Soviel Eigenständigkeit samt Go-Kart-USP und PHEV-Technik lässt sich Mini natürlich auch gut bezahlen. Wir erinnern uns: Er ist die ja schließlich die "Ausnahmeerscheinung im Premium-Kompaktsegment". So stehen für den knapp 4,30 Meter langen Cooper SE Countryman bereits in der Basis ausnehmende 39.100 Euro auf der Rechnung. Und die Preisliste ist lang. 63 Seiten, um genau zu sein. 

Fazit: 6,5/10

Ja ... er sieht schon cool aus, dieser Mini Cooper SE Countryman ALL4. Verarbeitung und Design sowie einzelne technische Features lassen sich – genau wie der Preis – sicher mit dem Prädikat "Premium" versehen. Im Detail ist das Modell aber irgendwie spürbar in die Jahre gekommen und dem Segment nicht mehr entsprechend.

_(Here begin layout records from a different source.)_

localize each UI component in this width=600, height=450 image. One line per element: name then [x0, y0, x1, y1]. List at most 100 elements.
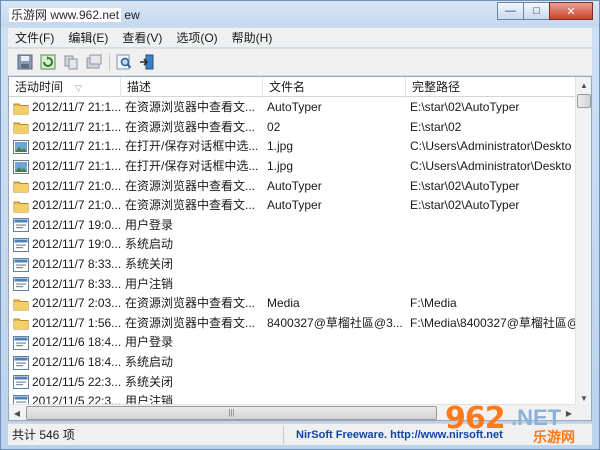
folder-icon [13, 103, 29, 115]
table-row[interactable]: 2012/11/7 19:0... 系统启动 [9, 235, 577, 255]
cell-time: 2012/11/7 21:0... [9, 177, 121, 196]
system-event-icon [13, 355, 29, 370]
cell-description: 在资源浏览器中查看文... [125, 100, 256, 115]
horizontal-scroll-thumb[interactable]: ||| [26, 406, 437, 420]
cell-fullpath: F:\Media [410, 296, 457, 311]
cell-description: 在资源浏览器中查看文... [125, 315, 256, 330]
table-row[interactable]: 2012/11/6 18:4... 系统启动 [9, 353, 577, 373]
system-event-icon [13, 237, 29, 252]
cell-time: 2012/11/7 19:0... [9, 216, 121, 235]
list-header: 活动时间 ▽ 描述 文件名 完整路径 [9, 77, 577, 97]
copy-icon [64, 55, 78, 70]
cell-fullpath: E:\star\02\AutoTyper [410, 100, 520, 115]
cell-time: 2012/11/7 1:56... [9, 314, 121, 333]
copy-button[interactable] [60, 51, 82, 73]
event-list[interactable]: 活动时间 ▽ 描述 文件名 完整路径 2012/11/7 21:1... 在资源浏览… [8, 76, 592, 421]
scroll-left-icon[interactable]: ◀ [9, 405, 25, 420]
save-icon [17, 54, 33, 70]
cell-time: 2012/11/7 21:1... [9, 157, 121, 176]
cell-filename: 02 [267, 119, 281, 134]
properties-button[interactable] [83, 51, 105, 73]
title-bar[interactable]: 乐游网 www.962.net ew — □ ✕ [1, 1, 599, 27]
cell-filename: AutoTyper [267, 178, 322, 193]
table-row[interactable]: 2012/11/7 1:56... 在资源浏览器中查看文... 8400327@草榴… [9, 314, 577, 334]
refresh-icon [40, 54, 56, 70]
menu-edit[interactable]: 编辑(E) [61, 29, 115, 46]
vertical-scrollbar[interactable]: ▲ ▼ [575, 77, 591, 406]
cell-fullpath: C:\Users\Administrator\Deskto [410, 159, 572, 174]
cell-time: 2012/11/7 8:33... [9, 255, 121, 274]
find-button[interactable] [113, 51, 135, 73]
toolbar-separator [109, 53, 110, 71]
table-row[interactable]: 2012/11/7 21:1... 在打开/保存对话框中选... 1.jpg C:\U… [9, 137, 577, 157]
table-row[interactable]: 2012/11/5 22:3... 系统关闭 [9, 372, 577, 392]
watermark-cn: 乐游网 [533, 429, 575, 445]
column-header-time[interactable]: 活动时间 ▽ [9, 77, 121, 97]
cell-description: 在资源浏览器中查看文... [125, 178, 256, 193]
window-controls: — □ ✕ [497, 2, 593, 20]
cell-filename: Media [267, 296, 300, 311]
column-header-fullpath[interactable]: 完整路径 [406, 77, 577, 97]
save-button[interactable] [14, 51, 36, 73]
table-row[interactable]: 2012/11/7 2:03... 在资源浏览器中查看文... Media F:\Me… [9, 294, 577, 314]
item-count: 共计 546 项 [8, 425, 284, 444]
cell-time: 2012/11/7 2:03... [9, 294, 121, 313]
refresh-button[interactable] [37, 51, 59, 73]
cell-time: 2012/11/6 18:4... [9, 353, 121, 372]
table-row[interactable]: 2012/11/6 18:4... 用户登录 [9, 333, 577, 353]
cell-fullpath: F:\Media\8400327@草榴社區@3 [410, 315, 577, 330]
table-row[interactable]: 2012/11/7 8:33... 用户注销 [9, 274, 577, 294]
table-row[interactable]: 2012/11/7 21:1... 在打开/保存对话框中选... 1.jpg C:\U… [9, 157, 577, 177]
image-file-icon [13, 159, 29, 174]
table-row[interactable]: 2012/11/7 21:1... 在资源浏览器中查看文... 02 E:\star\… [9, 118, 577, 138]
cell-time: 2012/11/7 8:33... [9, 275, 121, 294]
cell-description: 在打开/保存对话框中选... [125, 159, 259, 174]
column-header-filename[interactable]: 文件名 [263, 77, 406, 97]
system-event-icon [13, 277, 29, 292]
minimize-button[interactable]: — [497, 2, 524, 20]
table-row[interactable]: 2012/11/7 21:0... 在资源浏览器中查看文... AutoTyper E… [9, 196, 577, 216]
menu-view[interactable]: 查看(V) [115, 29, 169, 46]
exit-button[interactable] [136, 51, 158, 73]
table-row[interactable]: 2012/11/7 21:0... 在资源浏览器中查看文... AutoTyper E… [9, 176, 577, 196]
table-row[interactable]: 2012/11/7 19:0... 用户登录 [9, 216, 577, 236]
cell-filename: AutoTyper [267, 198, 322, 213]
cell-filename: 1.jpg [267, 139, 294, 154]
column-header-description[interactable]: 描述 [121, 77, 263, 97]
menu-file[interactable]: 文件(F) [8, 29, 61, 46]
cell-description: 在资源浏览器中查看文... [125, 198, 256, 213]
cell-description: 在资源浏览器中查看文... [125, 119, 256, 134]
watermark-number: 962 [445, 401, 506, 436]
cell-time: 2012/11/6 18:4... [9, 333, 121, 352]
cell-description: 系统关闭 [125, 374, 174, 389]
title-text: ew [124, 8, 140, 22]
system-event-icon [13, 335, 29, 350]
system-event-icon [13, 257, 29, 272]
title-watermark: 乐游网 www.962.net [9, 8, 122, 22]
app-window: 乐游网 www.962.net ew — □ ✕ 文件(F) 编辑(E) 查看(… [0, 0, 600, 450]
exit-icon [140, 54, 154, 70]
menu-options[interactable]: 选项(O) [169, 29, 224, 46]
window-title: 乐游网 www.962.net ew [9, 6, 140, 23]
cell-description: 系统启动 [125, 355, 174, 370]
cell-description: 在资源浏览器中查看文... [125, 296, 256, 311]
folder-icon [13, 299, 29, 311]
scroll-up-icon[interactable]: ▲ [576, 77, 591, 93]
list-rows: 2012/11/7 21:1... 在资源浏览器中查看文... AutoTyper E… [9, 98, 577, 406]
site-watermark-logo: 962 .NET 乐游网 [445, 401, 595, 445]
vertical-scroll-thumb[interactable] [577, 94, 591, 108]
close-button[interactable]: ✕ [549, 2, 593, 20]
table-row[interactable]: 2012/11/7 8:33... 系统关闭 [9, 255, 577, 275]
maximize-button[interactable]: □ [523, 2, 550, 20]
cell-fullpath: C:\Users\Administrator\Deskto [410, 139, 572, 154]
cell-description: 用户登录 [125, 335, 174, 350]
table-row[interactable]: 2012/11/7 21:1... 在资源浏览器中查看文... AutoTyper E… [9, 98, 577, 118]
cell-description: 用户登录 [125, 217, 174, 232]
cell-description: 系统启动 [125, 237, 174, 252]
menu-bar: 文件(F) 编辑(E) 查看(V) 选项(O) 帮助(H) [8, 28, 592, 47]
folder-icon [13, 181, 29, 193]
system-event-icon [13, 375, 29, 390]
menu-help[interactable]: 帮助(H) [225, 29, 280, 46]
cell-description: 用户注销 [125, 276, 174, 291]
cell-fullpath: E:\star\02\AutoTyper [410, 198, 520, 213]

Da können auch kein Design-Update, neue Lackfarben und funky Felgen darüber hinwegtäuschen. Pluspunkte sammelt der Countryman trotzdem. Denn der PHEV-Antrieb funktioniert reibungslos, die E-Reichweite passt und auch wenn durch das hohe Gewicht nur bedingt Go-Kart-Feeling aufkommt, ist er immer noch der Go-kartigste im Segment.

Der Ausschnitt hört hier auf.